He studied mathematics, physics, and philosophy as an undergraduate,[2] and began his graduate studies concentrating in algebra and algebraic geometry, but switched to point set topology, the subject of his thesis, despite the general disinterest in the subject in the Netherlands at the time after Brouwer, the Dutch giant in that field, had left it in favor of intuitionism.
He made an important conjecture, only solved much later in 1982 by Pol and 1988 by Kimura,[1] that the compactness degree was the same as the minimum dimension of a set that could be adjoined to the space to compactify it.
This compactness degree, zero, equals the dimension of the single point that may be added to Euclidean space to form its one-point compactification.

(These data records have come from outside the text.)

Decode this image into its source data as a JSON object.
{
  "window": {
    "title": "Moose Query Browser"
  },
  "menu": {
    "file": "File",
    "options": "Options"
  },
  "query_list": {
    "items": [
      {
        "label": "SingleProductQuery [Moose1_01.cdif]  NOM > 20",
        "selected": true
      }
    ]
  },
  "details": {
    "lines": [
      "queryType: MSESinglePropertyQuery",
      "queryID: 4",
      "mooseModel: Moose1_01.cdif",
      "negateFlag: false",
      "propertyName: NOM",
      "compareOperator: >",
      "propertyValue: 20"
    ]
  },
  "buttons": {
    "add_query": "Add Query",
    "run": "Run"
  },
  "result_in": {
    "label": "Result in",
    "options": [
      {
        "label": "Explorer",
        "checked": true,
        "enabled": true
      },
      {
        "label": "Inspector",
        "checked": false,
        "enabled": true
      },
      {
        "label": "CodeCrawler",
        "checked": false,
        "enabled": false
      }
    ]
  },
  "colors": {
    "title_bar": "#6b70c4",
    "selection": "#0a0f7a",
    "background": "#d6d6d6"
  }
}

A detailed review of de Groot's compactness degree problem and its relation to other definitions of dimension for topological spaces is provided by Koetsier and van Mill[1] In 1959, his work on the classification of homeomorphisms led to the theorem that one can find a large cardinal number, ב2, of pairwise non-homeomorphic connected subsets of the Euclidean plane, such that none of these sets has any nontrivial continuous function mapping it into itself or any other of these sets.
[2][3] From 1962 onwards, his research primarily concerned the development of new topological theories: subcompactness, cocompactness, cotopology, GA-compactification, superextension, minusspaces, antispaces, and squarecompactness.